During summer 2014, Brooklyn College will launch the first Zicklin Summer Fellows program, a critical step toward graduating more students within six years of matriculating and opening up internships to students who otherwise could not afford them.
Thanks to a grant of $150,000 from Carol Zicklin ’61, a trustee of the foundation and sponsor of chairs in the Honors Academy and the School of Natural and Behavioral Sciences, more students will be able to study during the summer and graduate sooner. Currently, students at Brooklyn College do not qualify for the New York State Tuition Assistance Program (TAP) for summer enrollment. Zicklin’s gift will fund stipends so that students will be able to take either two summer courses or one course and one internship.
For the 70 percent of Brooklyn College students whose families earn less than $50,000, unpaid internships are generally not an option. The result is an abundance of missed opportunities. About 86 percent of companies surveyed use internships to recruit students for future employment; about 61 percent of student interns receive job offers from those employers; and as many as 69 percent of companies with more than 100 employees offer full-time jobs to their interns.
That half of all internships are unpaid is probably the main reason why only 37 percent of Brooklyn College students get them, in contrast to 63 percent of college students nationwide.
Summer courses, too, are out of reach for less affluent students, which is another serious hardship. The longer students take to finish their degree, the more debt they accumulate. And yet, until the announcement of the Zicklin program, no scholarships for summer studies were available.
Not surprisingly, then, students reacted swiftly and with great enthusiasm to the announcement of the Zicklin program. Within days of the March 13 deadline, more students had applied to it than to any other scholarship program in its inaugural year, says Evelyn Guzman, director of the Office of Scholarships. “It’s enormously impressive,” she states — even more so, given the absence of any major publicity campaign.
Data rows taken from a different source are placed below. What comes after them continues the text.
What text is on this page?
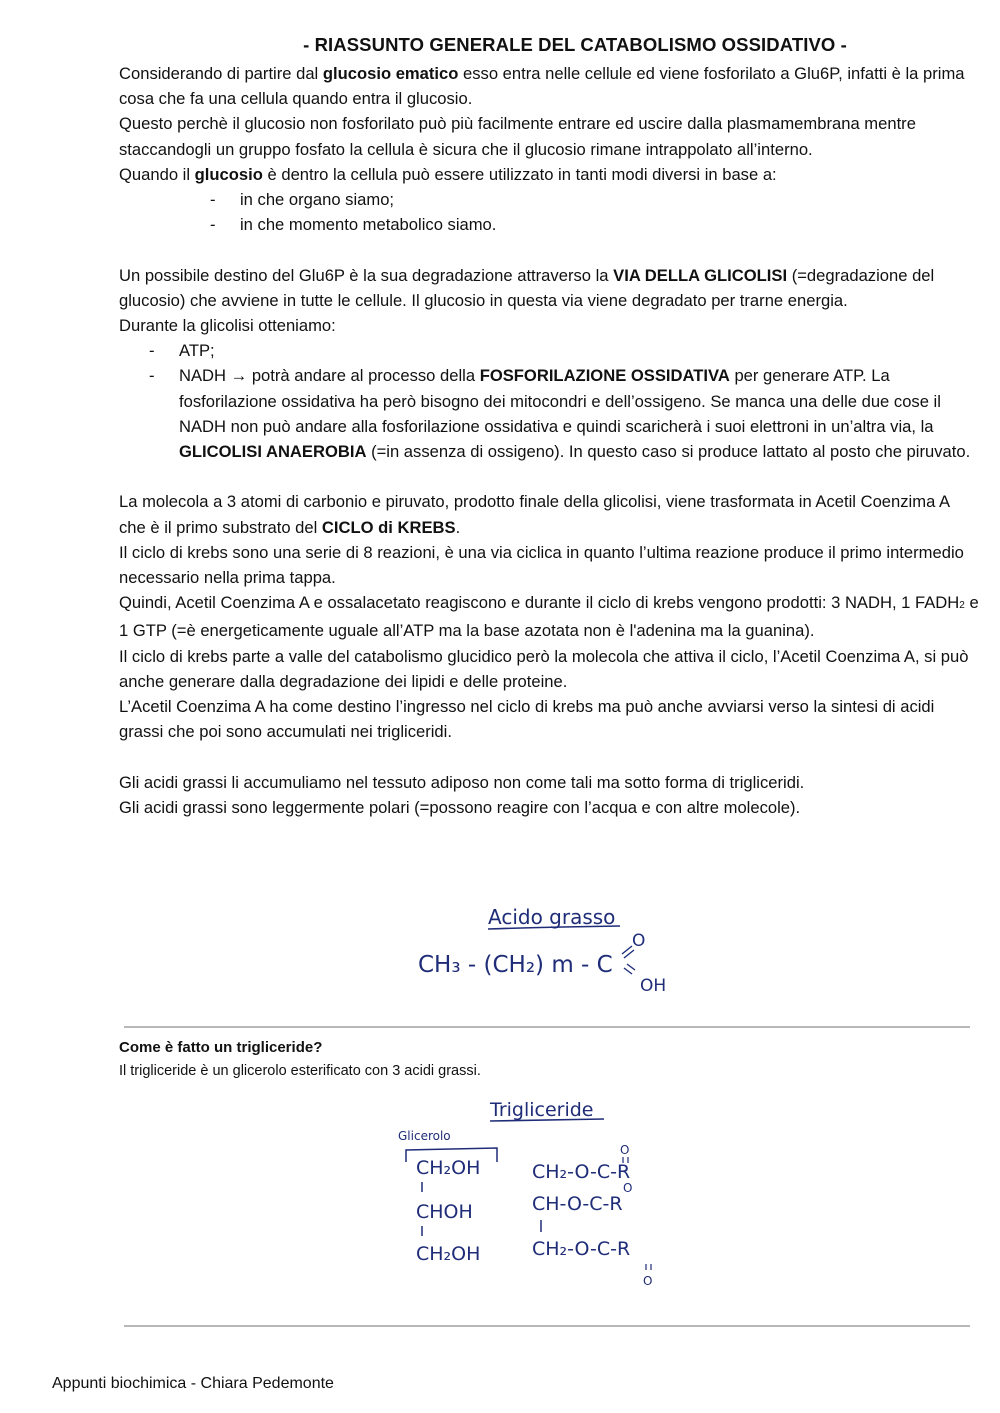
- RIASSUNTO GENERALE DEL CATABOLISMO OSSIDATIVO -

Considerando di partire dal glucosio ematico esso entra nelle cellule ed viene fosforilato a Glu6P, infatti è la prima cosa che fa una cellula quando entra il glucosio.

Questo perchè il glucosio non fosforilato può più facilmente entrare ed uscire dalla plasmamembrana mentre staccandogli un gruppo fosfato la cellula è sicura che il glucosio rimane intrappolato all’interno.

Quando il glucosio è dentro la cellula può essere utilizzato in tanti modi diversi in base a:

- in che organo siamo;
- in che momento metabolico siamo.

Un possibile destino del Glu6P è la sua degradazione attraverso la VIA DELLA GLICOLISI (=degradazione del glucosio) che avviene in tutte le cellule. Il glucosio in questa via viene degradato per trarne energia.

Durante la glicolisi otteniamo:

- ATP;
- NADH → potrà andare al processo della FOSFORILAZIONE OSSIDATIVA per generare ATP. La fosforilazione ossidativa ha però bisogno dei mitocondri e dell’ossigeno. Se manca una delle due cose il NADH non può andare alla fosforilazione ossidativa e quindi scaricherà i suoi elettroni in un’altra via, la GLICOLISI ANAEROBIA (=in assenza di ossigeno). In questo caso si produce lattato al posto che piruvato.

La molecola a 3 atomi di carbonio e piruvato, prodotto finale della glicolisi, viene trasformata in Acetil Coenzima A che è il primo substrato del CICLO di KREBS.

Il ciclo di krebs sono una serie di 8 reazioni, è una via ciclica in quanto l’ultima reazione produce il primo intermedio necessario nella prima tappa.

Quindi, Acetil Coenzima A e ossalacetato reagiscono e durante il ciclo di krebs vengono prodotti: 3 NADH, 1 FADH2 e 1 GTP (=è energeticamente uguale all’ATP ma la base azotata non è l'adenina ma la guanina).

Il ciclo di krebs parte a valle del catabolismo glucidico però la molecola che attiva il ciclo, l’Acetil Coenzima A, si può anche generare dalla degradazione dei lipidi e delle proteine.

L’Acetil Coenzima A ha come destino l’ingresso nel ciclo di krebs ma può anche avviarsi verso la sintesi di acidi grassi che poi sono accumulati nei trigliceridi.

Gli acidi grassi li accumuliamo nel tessuto adiposo non come tali ma sotto forma di trigliceridi.

Gli acidi grassi sono leggermente polari (=possono reagire con l’acqua e con altre molecole).

Acido grasso
CH₃ - (CH₂) m - C
O
OH
Come è fatto un trigliceride?
Il trigliceride è un glicerolo esterificato con 3 acidi grassi.
Trigliceride
Glicerolo
CH₂OH
CHOH
CH₂OH
CH₂-O-C-R
O
CH-O-C-R
O
CH₂-O-C-R
O
Appunti biochimica - Chiara Pedemonte
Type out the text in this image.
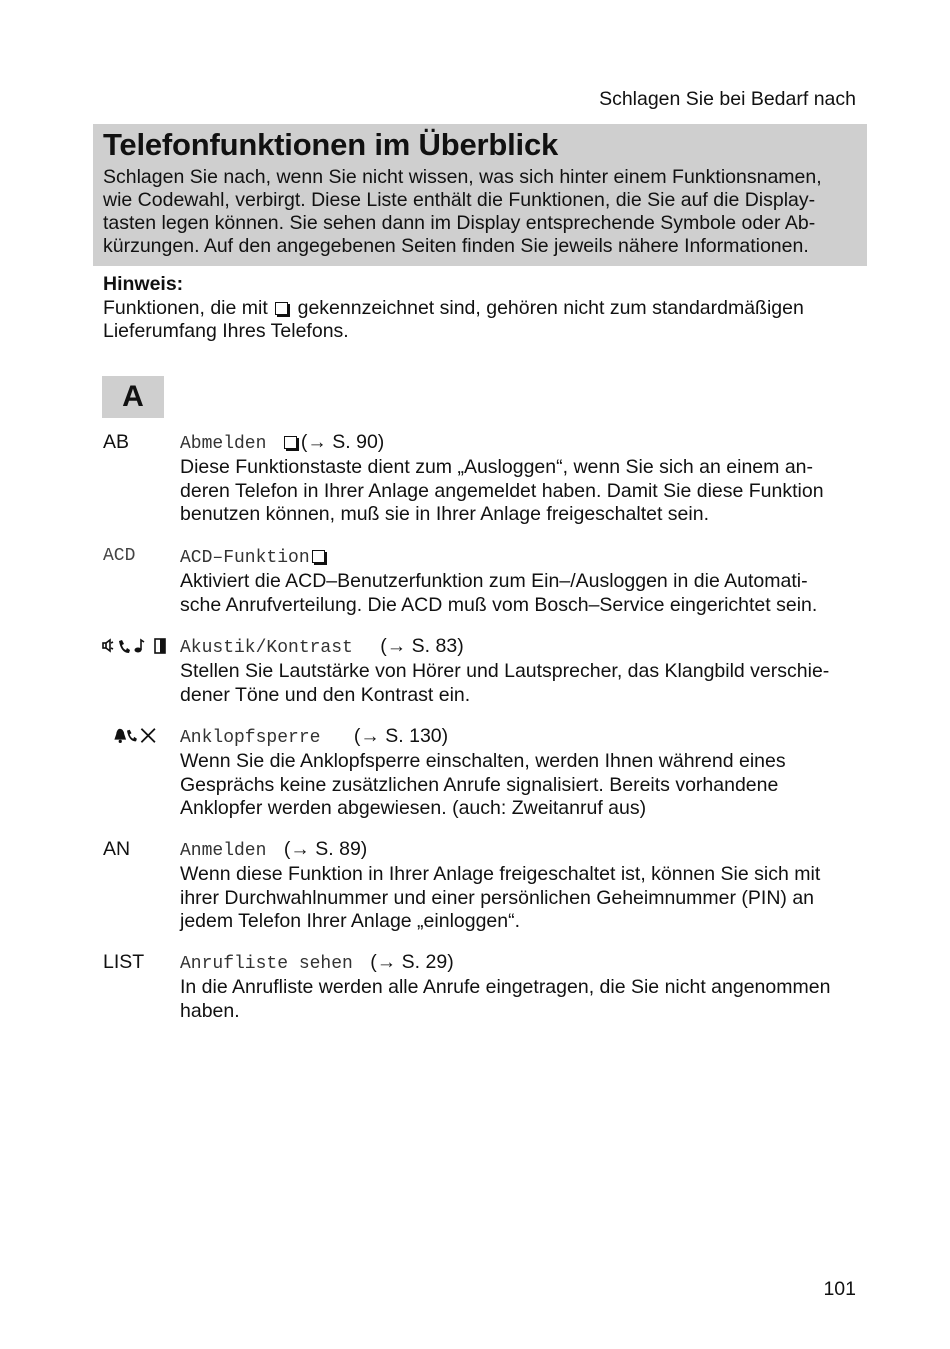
Schlagen Sie bei Bedarf nach
Telefonfunktionen im Überblick

Schlagen Sie nach, wenn Sie nicht wissen, was sich hinter einem Funktionsnamen,
wie Codewahl, verbirgt. Diese Liste enthält die Funktionen, die Sie auf die Display-
tasten legen können. Sie sehen dann im Display entsprechende Symbole oder Ab-
kürzungen. Auf den angegebenen Seiten finden Sie jeweils nähere Informationen.

Hinweis:
Funktionen, die mit gekennzeichnet sind, gehören nicht zum standardmäßigen
Lieferumfang Ihres Telefons.
A
AB	Abmelden (→ S. 90)
Diese Funktionstaste dient zum „Ausloggen“, wenn Sie sich an einem an-
deren Telefon in Ihrer Anlage angemeldet haben. Damit Sie diese Funktion
benutzen können, muß sie in Ihrer Anlage freigeschaltet sein.
ACD ACD–Funktion
Aktiviert die ACD–Benutzerfunktion zum Ein–/Ausloggen in die Automati-
sche Anrufverteilung. Die ACD muß vom Bosch–Service eingerichtet sein.
Akustik/Kontrast (→ S. 83)
Stellen Sie Lautstärke von Hörer und Lautsprecher, das Klangbild verschie-
dener Töne und den Kontrast ein.
Anklopfsperre (→ S. 130)
Wenn Sie die Anklopfsperre einschalten, werden Ihnen während eines
Gesprächs keine zusätzlichen Anrufe signalisiert. Bereits vorhandene
Anklopfer werden abgewiesen. (auch: Zweitanruf aus)
AN	Anmelden (→ S. 89)
Wenn diese Funktion in Ihrer Anlage freigeschaltet ist, können Sie sich mit
ihrer Durchwahlnummer und einer persönlichen Geheimnummer (PIN) an
jedem Telefon Ihrer Anlage „einloggen“.
LIST Anrufliste sehen (→ S. 29)
In die Anrufliste werden alle Anrufe eingetragen, die Sie nicht angenommen
haben.
101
Although the fellows have yet to be chosen, Guzman estimates the program will be able to support several dozen students. The Magner Career Center and the Center for Academic Advising and Student Success will assist with its implementation. After three years, the success of the program will be assessed, with administrators measuring the six-year graduation rate of the Zicklin Fellows against that of a control group.
The program’s rapid launch and funding were also notable. In November 2013, trustees of the Brooklyn College Foundation were presented with the proposal. By December, Zicklin, the current board secretary, responded with an offer to fund the project at $50,000 for each of three years.
“I think it is fantastic that Mrs. Zicklin decided to assist the college and these students in overcoming what we now see, from the students’ reaction, was so obvious a barrier,” says Guzman. “It’s impressive any time a human being sees a challenge and does something about it.”